A tuple containing the extended parity check matrix and the list of column indices from the original PCM that were used to form the new PCM.

See also

cudaq::qec::pcm_extend_to_n_rounds(): The underlying C++ implementation of this function.

cudaq_qec.pcm_is_sorted(H: numpy.ndarray[numpy.uint8], num_syndromes_per_round: int = 0) bool

Check if a parity check matrix is sorted.

This function checks if a parity check matrix is sorted in topological order.

Parameters:
  • H – A NumPy array representing the parity check matrix

  • num_syndromes_per_round – The number of syndrome measurements per round

Returns:

A boolean indicating if the parity check matrix is sorted

See also

cudaq::qec::pcm_is_sorted(): The underlying C++ implementation of this function.

cudaq_qec.reorder_pcm_columns(H: numpy.ndarray[numpy.uint8], column_order: numpy.ndarray[numpy.uint32]) object

Reorder the columns of a parity check matrix.

This function reorders the columns of a parity check matrix according to the given column order.

Parameters:
  • H – A NumPy array representing the parity check matrix

  • column_order – A NumPy array containing the column order

Returns:

A NumPy array containing the reordered parity check matrix

See also

cudaq::qec::reorder_pcm_columns(): The underlying C++ implementation of this function.

cudaq_qec.shuffle_pcm_columns(H: numpy.ndarray[numpy.uint8], seed: int = 0) object

Shuffle the columns of a parity check matrix.

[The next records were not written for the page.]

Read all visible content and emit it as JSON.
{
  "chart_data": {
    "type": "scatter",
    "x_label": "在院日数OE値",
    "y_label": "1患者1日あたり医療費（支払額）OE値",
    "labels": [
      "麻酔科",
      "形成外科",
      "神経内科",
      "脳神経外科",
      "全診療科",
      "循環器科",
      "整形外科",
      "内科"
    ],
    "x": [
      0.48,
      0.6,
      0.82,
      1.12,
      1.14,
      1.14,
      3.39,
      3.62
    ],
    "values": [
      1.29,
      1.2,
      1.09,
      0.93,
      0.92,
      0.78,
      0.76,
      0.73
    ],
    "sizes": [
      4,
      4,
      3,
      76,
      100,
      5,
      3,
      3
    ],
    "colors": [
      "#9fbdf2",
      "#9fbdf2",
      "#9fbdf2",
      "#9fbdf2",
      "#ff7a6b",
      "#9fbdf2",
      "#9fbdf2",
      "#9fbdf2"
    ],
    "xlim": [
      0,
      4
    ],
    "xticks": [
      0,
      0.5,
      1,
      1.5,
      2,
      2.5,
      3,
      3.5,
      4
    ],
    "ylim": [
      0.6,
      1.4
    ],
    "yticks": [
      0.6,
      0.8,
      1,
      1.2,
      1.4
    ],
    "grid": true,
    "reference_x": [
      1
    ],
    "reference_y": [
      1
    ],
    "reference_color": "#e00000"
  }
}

This function shuffles the columns of a parity check matrix.

Parameters:
  • H – A NumPy array representing the parity check matrix

  • seed – Random seed for reproducibility (0 for random seed)

Returns:

A NumPy array containing the shuffled parity check matrix

See also

cudaq::qec::shuffle_pcm_columns(): The underlying C++ implementation of this function.

cudaq_qec.simplify_pcm(H: numpy.ndarray[numpy.uint8], weights: numpy.ndarray[numpy.float64], num_syndromes_per_round: int) tuple

Simplify a parity check matrix.

This function simplifies a parity check matrix by removing duplicate columns and 0-weight columns.

Parameters:
  • H – A NumPy array representing the parity check matrix

  • weights – A NumPy array containing the weights of the columns

  • num_syndromes_per_round – The number of syndrome measurements per round

Returns:

A tuple containing the simplified parity check matrix and the weights

See also

cudaq::qec::simplify_pcm(): The underlying C++ implementation of this function.

cudaq_qec.sort_pcm_columns(H: numpy.ndarray[numpy.uint8], num_syndromes_per_round: int = 0) object

Sort the columns of a parity check matrix.

This function sorts the columns of a parity check matrix in topological order.

Parameters:
  • H – A NumPy array representing the parity check matrix

  • num_syndromes_per_round – The number of syndrome measurements per round

Returns:

A NumPy array containing the sorted parity check matrix

See also

cudaq::qec::sort_pcm_columns(): The underlying C++ implementation of this function.